The state of California was also admitted to the United States in 1850, the first state not contiguous with the eastern government. Major efforts ensued to integrate California with the other states, including sea and overland mail and passenger service. Proposals for the subsidy of a telegraph line to California were made in Congress throughout the 1850's, but it was not until 1860 that the U.S. Post Office was authorized to spend $40,000 per year to build and maintain an overland line. The year before, the California State Legislature had authorized a similar subsidy of $6000 per year.
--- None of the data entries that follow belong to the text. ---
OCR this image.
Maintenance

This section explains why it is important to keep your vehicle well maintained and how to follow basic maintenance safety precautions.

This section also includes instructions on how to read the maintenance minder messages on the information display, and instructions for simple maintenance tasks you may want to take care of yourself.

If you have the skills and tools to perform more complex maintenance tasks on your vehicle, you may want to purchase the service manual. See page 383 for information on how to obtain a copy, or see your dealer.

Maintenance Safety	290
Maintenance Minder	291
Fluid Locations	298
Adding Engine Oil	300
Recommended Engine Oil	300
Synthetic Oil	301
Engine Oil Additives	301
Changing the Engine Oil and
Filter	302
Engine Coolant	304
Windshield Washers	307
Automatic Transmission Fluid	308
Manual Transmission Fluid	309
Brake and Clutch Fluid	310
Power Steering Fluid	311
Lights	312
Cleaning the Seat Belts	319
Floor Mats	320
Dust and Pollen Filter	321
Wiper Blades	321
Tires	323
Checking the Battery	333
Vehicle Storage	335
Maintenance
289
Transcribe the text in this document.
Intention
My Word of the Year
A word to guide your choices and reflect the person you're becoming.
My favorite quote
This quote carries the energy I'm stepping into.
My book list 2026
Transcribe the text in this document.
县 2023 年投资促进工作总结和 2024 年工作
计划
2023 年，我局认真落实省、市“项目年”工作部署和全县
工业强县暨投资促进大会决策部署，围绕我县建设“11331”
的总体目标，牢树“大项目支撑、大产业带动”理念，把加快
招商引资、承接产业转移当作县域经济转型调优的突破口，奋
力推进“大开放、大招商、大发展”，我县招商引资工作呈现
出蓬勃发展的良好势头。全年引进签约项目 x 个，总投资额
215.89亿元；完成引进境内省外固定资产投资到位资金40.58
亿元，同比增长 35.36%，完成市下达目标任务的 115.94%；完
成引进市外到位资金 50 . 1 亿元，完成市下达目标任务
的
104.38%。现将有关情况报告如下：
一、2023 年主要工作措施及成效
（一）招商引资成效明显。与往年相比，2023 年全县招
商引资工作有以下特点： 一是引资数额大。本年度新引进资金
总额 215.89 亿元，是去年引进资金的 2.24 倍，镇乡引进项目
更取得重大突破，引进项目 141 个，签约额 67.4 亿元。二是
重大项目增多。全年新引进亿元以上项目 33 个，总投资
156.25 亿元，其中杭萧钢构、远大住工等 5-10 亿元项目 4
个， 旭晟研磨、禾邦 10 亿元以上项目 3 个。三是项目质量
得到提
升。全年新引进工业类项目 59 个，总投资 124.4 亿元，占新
The federal contract authorized through the Pacific Telegraph Act of 1860 was awarded to Hiram Sibley, the president of the Western Union Company. He then formed a consortium between Western Union and the telegraph companies in California: to share the efforts of constructing the overland telegraph, to split up the federal and state subsidies, and to share any profits from operation of the line. The newly consolidated Overland Telegraph Company of California would build the line eastward from Carson City (the eastern terminus of their lines), using the newly developed central route though Nevada and Utah. At the same time, the Pacific Telegraph Company of Nebraska was formed by Sibley. It would construct a line westward from Omaha, essentially using the eastern portion of the Oregon Trail. The lines would meet at a station in Salt Lake City.
Materiel for the line were collected in late 1860, and construction proceeded during the summer and fall of 1861. Major problems provisioning the construction teams were overcome, and there was a constant shortage of a source of telegraph poles on the plains of the Midwest and the deserts of the Great Basin. The line from Omaha reached Salt Lake City on October 18, 1861, and the line from Carson City was completed on October 24.
The telegraph line immediately made the Pony Express obsolete, which officially ceased operations two days later. The overland telegraph line was operated until 1869, when it was replaced by a multi-line telegraph that had been constructed alongside the route of the Transcontinental Railroad.